Journey to the Center of Me
| November 4, 2025
Nomi Levy circled the globe until she found her people, her calling, and herself

M
ost mornings, Nomi Levy wakes up at 5:30 a.m. — she’s a nutritionist by trade, currently working on a Ph.D. clinical doctorate.
Nomi emanates the positivity and self-possession that come from being squarely centered in who she is and what she wants to do with her life.
What isn’t immediately apparent is the journey it took to get here. Nomi literally circumnavigated the world before settling in Jerusalem, moving from her birthplace in Salt Lake City, Utah, to an adoptive home in Minnesota to modeling in Hong Kong. She then converted to Judaism and married in Los Angeles before making aliyah to Jerusalem. Her peripatetic life brought her to many cultures before choosing Judaism, and to create a broad, inclusive definition of what it means to have a family.
A Child of Many Mothers
Nomi’s mother, Joy, born in Korea in 1950, wore her name well. She was a happy, positive, enterprising young woman. She married an American serviceman and moved with him to California, bringing over her aunt, three uncles, and grandmother. She and her husband divorced after a short time, and she married Nomi’s father.
“My Korean family were in some ways like Jewish immigrants to the US,” Nomi relates. “They took work in the clothing business — the shmatteh trade! — working in factories. Little by little, they became very successful and were able to buy homes near each other.”
When Nomi’s mother died suddenly, she left behind a two-year-old Nomi and her younger brother. Nomi’s distraught father saw only one option: He brought his baby and toddler back to his family in Minnesota. “He didn’t register that his siblings were busy and his parents were elderly,” Nomi says. “In the end, he just put us in foster care. We were brought to a farm in rural Minnesota. I still remember chasing chickens and running around outside.”

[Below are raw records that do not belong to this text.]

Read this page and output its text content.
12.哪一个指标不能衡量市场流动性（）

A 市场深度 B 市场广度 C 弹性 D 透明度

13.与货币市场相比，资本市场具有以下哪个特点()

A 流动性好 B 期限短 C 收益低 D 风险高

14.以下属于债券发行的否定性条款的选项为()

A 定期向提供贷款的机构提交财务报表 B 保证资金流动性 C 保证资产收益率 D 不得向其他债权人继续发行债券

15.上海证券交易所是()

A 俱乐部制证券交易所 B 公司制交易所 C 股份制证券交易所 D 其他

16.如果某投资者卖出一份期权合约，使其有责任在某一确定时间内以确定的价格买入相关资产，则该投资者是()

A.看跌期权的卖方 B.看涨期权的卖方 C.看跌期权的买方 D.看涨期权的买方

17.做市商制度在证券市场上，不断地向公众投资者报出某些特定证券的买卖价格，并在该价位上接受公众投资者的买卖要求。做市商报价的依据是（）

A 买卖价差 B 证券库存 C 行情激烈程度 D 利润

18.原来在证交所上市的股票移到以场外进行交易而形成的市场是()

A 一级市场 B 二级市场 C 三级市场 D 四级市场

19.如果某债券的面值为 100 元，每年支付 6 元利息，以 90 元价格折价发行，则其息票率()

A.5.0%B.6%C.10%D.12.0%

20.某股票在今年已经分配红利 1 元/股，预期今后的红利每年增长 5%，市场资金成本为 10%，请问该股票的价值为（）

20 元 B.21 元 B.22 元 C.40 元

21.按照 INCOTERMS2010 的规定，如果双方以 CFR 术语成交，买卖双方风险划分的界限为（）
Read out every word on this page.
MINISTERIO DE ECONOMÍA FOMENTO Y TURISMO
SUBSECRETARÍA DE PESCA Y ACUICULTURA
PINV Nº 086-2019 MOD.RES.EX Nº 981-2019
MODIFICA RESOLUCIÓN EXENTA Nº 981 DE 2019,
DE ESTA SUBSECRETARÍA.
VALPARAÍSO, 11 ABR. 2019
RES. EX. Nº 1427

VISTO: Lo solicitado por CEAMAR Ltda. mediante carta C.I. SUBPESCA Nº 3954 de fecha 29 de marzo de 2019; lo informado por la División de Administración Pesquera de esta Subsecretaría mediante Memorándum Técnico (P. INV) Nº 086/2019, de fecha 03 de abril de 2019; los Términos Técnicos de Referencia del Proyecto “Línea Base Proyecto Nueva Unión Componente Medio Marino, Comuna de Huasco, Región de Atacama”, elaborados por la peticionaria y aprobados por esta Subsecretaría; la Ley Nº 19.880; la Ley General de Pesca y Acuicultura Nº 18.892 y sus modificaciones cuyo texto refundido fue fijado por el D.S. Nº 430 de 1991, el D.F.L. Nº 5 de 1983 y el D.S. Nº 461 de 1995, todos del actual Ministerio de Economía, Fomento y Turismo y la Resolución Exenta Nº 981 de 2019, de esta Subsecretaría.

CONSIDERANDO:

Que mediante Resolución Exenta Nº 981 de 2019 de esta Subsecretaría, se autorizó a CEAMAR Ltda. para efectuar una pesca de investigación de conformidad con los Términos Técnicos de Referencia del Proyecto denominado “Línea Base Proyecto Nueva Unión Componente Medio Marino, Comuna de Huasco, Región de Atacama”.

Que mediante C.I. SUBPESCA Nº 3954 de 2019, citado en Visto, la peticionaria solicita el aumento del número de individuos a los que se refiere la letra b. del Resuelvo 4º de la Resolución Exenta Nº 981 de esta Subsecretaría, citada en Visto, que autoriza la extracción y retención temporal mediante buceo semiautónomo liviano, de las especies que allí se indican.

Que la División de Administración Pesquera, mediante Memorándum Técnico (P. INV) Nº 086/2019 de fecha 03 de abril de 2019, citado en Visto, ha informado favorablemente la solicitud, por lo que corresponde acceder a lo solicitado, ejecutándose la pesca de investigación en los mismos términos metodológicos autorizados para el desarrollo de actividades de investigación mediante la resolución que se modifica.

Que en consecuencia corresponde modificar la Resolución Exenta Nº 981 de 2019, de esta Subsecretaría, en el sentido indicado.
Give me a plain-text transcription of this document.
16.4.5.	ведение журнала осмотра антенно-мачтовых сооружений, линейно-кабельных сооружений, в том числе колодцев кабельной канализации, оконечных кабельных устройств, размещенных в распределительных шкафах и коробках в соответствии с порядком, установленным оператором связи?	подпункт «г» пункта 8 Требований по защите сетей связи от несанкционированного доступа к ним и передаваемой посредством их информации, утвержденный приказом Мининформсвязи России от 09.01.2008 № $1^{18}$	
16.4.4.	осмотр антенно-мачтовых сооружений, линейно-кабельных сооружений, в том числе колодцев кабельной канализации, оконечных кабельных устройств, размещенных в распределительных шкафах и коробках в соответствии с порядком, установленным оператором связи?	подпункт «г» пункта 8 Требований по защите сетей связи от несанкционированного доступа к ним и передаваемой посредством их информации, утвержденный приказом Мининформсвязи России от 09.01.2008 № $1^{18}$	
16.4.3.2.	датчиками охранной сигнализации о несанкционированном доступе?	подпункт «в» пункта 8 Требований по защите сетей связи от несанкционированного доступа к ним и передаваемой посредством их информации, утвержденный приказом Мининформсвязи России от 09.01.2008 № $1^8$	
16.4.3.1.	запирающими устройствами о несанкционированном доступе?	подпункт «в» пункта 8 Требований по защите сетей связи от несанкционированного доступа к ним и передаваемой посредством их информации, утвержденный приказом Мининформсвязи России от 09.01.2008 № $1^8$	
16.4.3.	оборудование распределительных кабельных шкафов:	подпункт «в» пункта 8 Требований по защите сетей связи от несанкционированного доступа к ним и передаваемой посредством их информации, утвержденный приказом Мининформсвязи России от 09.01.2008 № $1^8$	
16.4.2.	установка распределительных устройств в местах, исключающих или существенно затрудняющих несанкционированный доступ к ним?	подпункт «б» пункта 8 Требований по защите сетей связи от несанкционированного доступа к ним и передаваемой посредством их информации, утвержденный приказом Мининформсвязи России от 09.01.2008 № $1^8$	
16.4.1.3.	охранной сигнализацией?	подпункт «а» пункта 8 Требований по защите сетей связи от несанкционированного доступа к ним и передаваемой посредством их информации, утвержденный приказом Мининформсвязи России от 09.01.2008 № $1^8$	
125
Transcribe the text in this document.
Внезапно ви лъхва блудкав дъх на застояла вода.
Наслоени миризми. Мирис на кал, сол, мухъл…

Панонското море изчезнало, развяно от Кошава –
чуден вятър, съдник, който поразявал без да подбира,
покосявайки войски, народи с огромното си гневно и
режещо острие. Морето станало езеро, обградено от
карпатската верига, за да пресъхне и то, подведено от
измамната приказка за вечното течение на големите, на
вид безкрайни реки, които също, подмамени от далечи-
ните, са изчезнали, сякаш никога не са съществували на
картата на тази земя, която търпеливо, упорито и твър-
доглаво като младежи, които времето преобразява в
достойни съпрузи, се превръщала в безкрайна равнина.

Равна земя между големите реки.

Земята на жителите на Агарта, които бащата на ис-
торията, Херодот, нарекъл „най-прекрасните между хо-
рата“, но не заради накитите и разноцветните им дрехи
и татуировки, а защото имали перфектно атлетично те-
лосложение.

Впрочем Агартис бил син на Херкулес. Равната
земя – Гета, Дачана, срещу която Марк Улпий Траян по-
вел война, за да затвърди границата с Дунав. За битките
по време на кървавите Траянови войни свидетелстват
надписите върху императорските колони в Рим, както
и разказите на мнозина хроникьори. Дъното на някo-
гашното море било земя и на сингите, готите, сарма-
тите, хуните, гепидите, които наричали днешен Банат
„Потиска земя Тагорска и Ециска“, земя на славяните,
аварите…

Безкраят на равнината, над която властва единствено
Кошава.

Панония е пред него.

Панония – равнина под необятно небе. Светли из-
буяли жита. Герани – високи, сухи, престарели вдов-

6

Two years later, they were adopted by a loving Catholic couple in Minneapolis who had never had children of their own. Mr. and Mrs. Spain offered a caring, wholesome home to the two siblings, providing them with a Norman Rockwell-style childhood complete with biking in parks, skating on the lake, and family holiday celebrations. Nomi was always aware she was adopted, but as there was another adopted kid in her class, she didn’t feel particularly at a disadvantage. In fact, she fielded slurs with panache. When a boy on her school bus taunted, “You’re adopted!” eight-year-old Nomi retorted, “I was chosen! Your parents got stuck with you!”
Nevertheless, she grew up with the knowledge that her father had given her up and started a new life with a second wife. The Korean side of her family had actually tried to locate her, but they were unsuccessful. The sense of abandonment caught up with her in high school. “I went through a rebellious period,” she admits. “It was the 1990s, and I had older parents and no language with which to communicate my feelings to them.
“For a while, things got so antagonistic that I moved in with a Jewish friend and her family for a few months. They were Reform, but I still learned a lot. The grandmother was a Holocaust survivor. They lit Shabbos candles, and on Rosh Hashanah I went with them to do Tashlich at a stream behind their house, which I thought was weird, but fun.” After a few months, she reconciled with her adoptive parents and moved home.